In groepen van vier moest de barre tocht volbracht
gaan worden. Ondergetekende zat in een groep met Johannes R. (berucht geworden
in de jaren ’90 door het “vinger-in-de-kont incident”), Floris V.
(huisvredebreuk, geluidsoverlast, dragen van steekwapens (18 cm.) en diverse
zedendelicten) en Eize P. (de bekende Pedomaan. Pedomaan, ja. Hij steekt
kindertjes in de hens, oké?).
Als allerlaatste groep mochten wij uiteindelijk
het verenigingsgebouw verlaten en werden we geboeid afgevoerd naar het
startpunt. Daar volgden nog enkele instructies en nadat we ontsnapt waren uit
de isoleercel door het cijferslot te kraken waren we dan echt vogelvrij.
Het was de bedoeling om de op de kaart aangegeven
route te volgen en bij de vermelde posten een opdracht uit te voeren. Dit alles
zou bemoeilijkt worden door diverse bewakers, te voet en per terreinwagen.

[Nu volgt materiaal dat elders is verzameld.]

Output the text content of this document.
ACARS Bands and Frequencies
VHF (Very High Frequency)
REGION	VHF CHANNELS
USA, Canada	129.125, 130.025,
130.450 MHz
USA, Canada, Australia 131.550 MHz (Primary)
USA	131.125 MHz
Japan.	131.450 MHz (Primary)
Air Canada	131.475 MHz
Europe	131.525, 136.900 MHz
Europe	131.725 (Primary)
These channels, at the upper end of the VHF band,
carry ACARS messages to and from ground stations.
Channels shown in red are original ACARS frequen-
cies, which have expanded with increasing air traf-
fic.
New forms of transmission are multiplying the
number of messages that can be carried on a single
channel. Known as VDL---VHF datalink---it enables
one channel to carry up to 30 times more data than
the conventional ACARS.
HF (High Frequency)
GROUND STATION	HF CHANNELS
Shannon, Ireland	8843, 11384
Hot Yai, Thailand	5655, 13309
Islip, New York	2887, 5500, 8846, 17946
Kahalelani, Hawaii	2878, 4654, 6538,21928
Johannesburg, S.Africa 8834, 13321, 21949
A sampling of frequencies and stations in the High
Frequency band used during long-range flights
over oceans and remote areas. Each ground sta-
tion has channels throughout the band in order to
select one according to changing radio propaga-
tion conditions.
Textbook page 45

Al vrij snel liepen we tegen de eerste vier
bewakers aan en voor we het dan ook goed en wel in de gaten hadden waren de
verbouwereerde “4 van Bakkeveen” in de kraag gegrepen. Er volgde een kort
kruisverhoor, welke Bob en Eize niet besloten af te wachten. De bewakers vonden
het wel prima en Bob en Eize sprintten hun vrijheid tegemoet. Voor dit moment
althans…
Floris en Johannes echter moesten de bewakers
omkopen met de meegekregen Euro’s. Waar Floris nog op het idee kwam om slechts
een deel van het geld af te geven, besloot Johannes gelijk maar z’n hele
enveloppe in te leveren. Goed werk!!!
Nadat ook de laatste twee weer in vrijheid gesteld
waren konden we dan onze weg hervatten. Al snel hoorden we een auto aankomen en
zagen we het zwaailicht naderen. Nadat deze drie keer gepasseerd was, en Floris
en Bob inmiddels in het ongelukkige bezit van een kletspoot waren, was de kust
weer veilig en konden we onze stellingen in de bosrand verlaten.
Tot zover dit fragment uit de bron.